‘Lord of the Rings: The Rings of Power’ Has More Women and POC Than Films Because of Tolkien
The Lord of the Rings franchise was a massive hit, and brought J.R.R. Tolkien’s literature to cinematic life. It wasn’t perfect though. Some critics pointed out how predominantly White the trilogy was, with very few roles for women and even fewer people of color. The Prime Video series The Lord of the Rings: The Rings of Power corrects that with a diverse cast including women and POC.
Showrunners J.D. Payne and Patrick McKay spoke with Showbiz Cheat Sheet on Aug. 13 and cast members appeared on a Television Critics Association panel on Aug. 12. Here is why you can expect a much more diverse cast in The Lord of the Rings: The Rings of Power, premiering Sept. 2 on Prime Video.
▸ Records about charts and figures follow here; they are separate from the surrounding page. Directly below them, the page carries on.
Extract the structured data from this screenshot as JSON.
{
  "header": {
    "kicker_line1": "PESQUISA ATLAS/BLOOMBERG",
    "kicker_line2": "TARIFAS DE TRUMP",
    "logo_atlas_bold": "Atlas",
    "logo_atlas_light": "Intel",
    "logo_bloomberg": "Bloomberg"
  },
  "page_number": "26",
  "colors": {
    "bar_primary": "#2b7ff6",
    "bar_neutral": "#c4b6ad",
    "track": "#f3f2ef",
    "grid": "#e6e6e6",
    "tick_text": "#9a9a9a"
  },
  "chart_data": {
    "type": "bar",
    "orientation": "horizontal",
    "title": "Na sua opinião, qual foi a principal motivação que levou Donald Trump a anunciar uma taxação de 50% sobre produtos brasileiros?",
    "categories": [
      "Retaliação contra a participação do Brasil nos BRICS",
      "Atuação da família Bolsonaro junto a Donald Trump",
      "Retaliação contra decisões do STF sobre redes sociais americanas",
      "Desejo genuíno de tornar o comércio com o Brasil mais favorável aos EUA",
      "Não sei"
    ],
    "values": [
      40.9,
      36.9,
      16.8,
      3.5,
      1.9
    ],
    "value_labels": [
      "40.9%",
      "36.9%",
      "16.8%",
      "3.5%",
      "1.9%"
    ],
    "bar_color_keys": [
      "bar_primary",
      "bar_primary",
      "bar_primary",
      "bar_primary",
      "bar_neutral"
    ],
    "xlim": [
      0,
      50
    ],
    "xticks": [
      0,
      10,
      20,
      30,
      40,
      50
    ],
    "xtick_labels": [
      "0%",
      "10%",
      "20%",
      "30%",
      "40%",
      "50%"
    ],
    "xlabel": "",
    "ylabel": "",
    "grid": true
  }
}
J.R.R. Tolkien wrote about women and POC in the ‘Lord of the Rings’ universe
The Lord of the Rings: The Rings of Power takes place in the Second Age, thousands of years before Frodo Baggins. McKay and Payne drew on Tolkien’s appendices, The Silmarillion and other notations in his writing to discover who else lived in Middle-Earth.
Really we felt like in some ways we were just excavating more of Tolkien. It mentions that Harfoots were amongst the branches of halflingdom that they were browner of skin than some of the other branches. So we said okay, in diversity that’s already just right there in the text that just hadn’t really been depicted before. Clearly, there are women in Middle-earth in all the different species. We just saw it as really taking stories that were already there that hadn’t been told and using it to add to the splendor and wonder of Middle-earth.
J.D. Payne, interview with Showbiz Cheat Sheet, 8/13/22
Nazanin Boniadi plays a woman of color in ‘The Lord of the Rings: The Rings of Power’
Nazanin Boniadi plays the new character Bronwyn in The Lord of the Rings: The Rings of Power. Bronwyn is a human woman who has a son, Theo (Tyroe Muhafidin). While Cate Blanchett and Liv Tyler played the films’ Galadriel and Arwen respectively, Boniadi appreciated representing more diversity on the show.
Fantasy and myth cushion you into a world where you can comfortably explore your existential longing. What is it to be human? For me that’s timeless. Whether it was 20 years ago or right now, it’s applicable. And I love that each one of us, as actors, we inject a role with our own essence, our unique essence. I love that we come from these different backgrounds and much like the fellowship you see on screen. We get to sort of explore that together. It’s timeless. It’s universal. All these themes we kind of embody and we’re archetypes, our characters are archetypes of the most basic human dilemmas. And that’s timeless. That’s what resonates with me.
Nazanin Boniadi, Television Critics Association panel, 8/12/22
Ismael Cruz Cordova plays a Latinx elf
Ismael Cruz Cordova plays another new character. Arondir is an elf unlike the ones we saw on the Elven Council. He’s also in a forbidden romance with Bronwyn in The Lord of the Rings: The Rings of Power.
“We are such a large cast and we’ve become a community and family, but we come from such different backgrounds,” Cordova said. “Yet you find a little home in Tolkien. I grew up in Puerto Rico, grew up in houses with mud floors and experienced so many hardships in my life. And every time that I saw Tolkien, because I saved all my money to buy my first DVD, my first DVD was The Lord of the Rings, I felt myself in there.”
Cordova did note the lack of people of color in the films. For him the cast of The Lord of the Rings: The Rings of Power is monumental.
“When I first saw the movies, which were so influential, as I said before, I felt spiritually represented there, but perhaps not the image,” Cordova said. “What this show does is that it takes advantage of all of that richness that he wrote and brings us to this show, brings this present there. I always say if you can see it, you can imagine it, and if you can imagine it, you can create it. Now that we’re here, a new generation will be able to create their image based on what we’re putting on screen for the first time with this franchise.”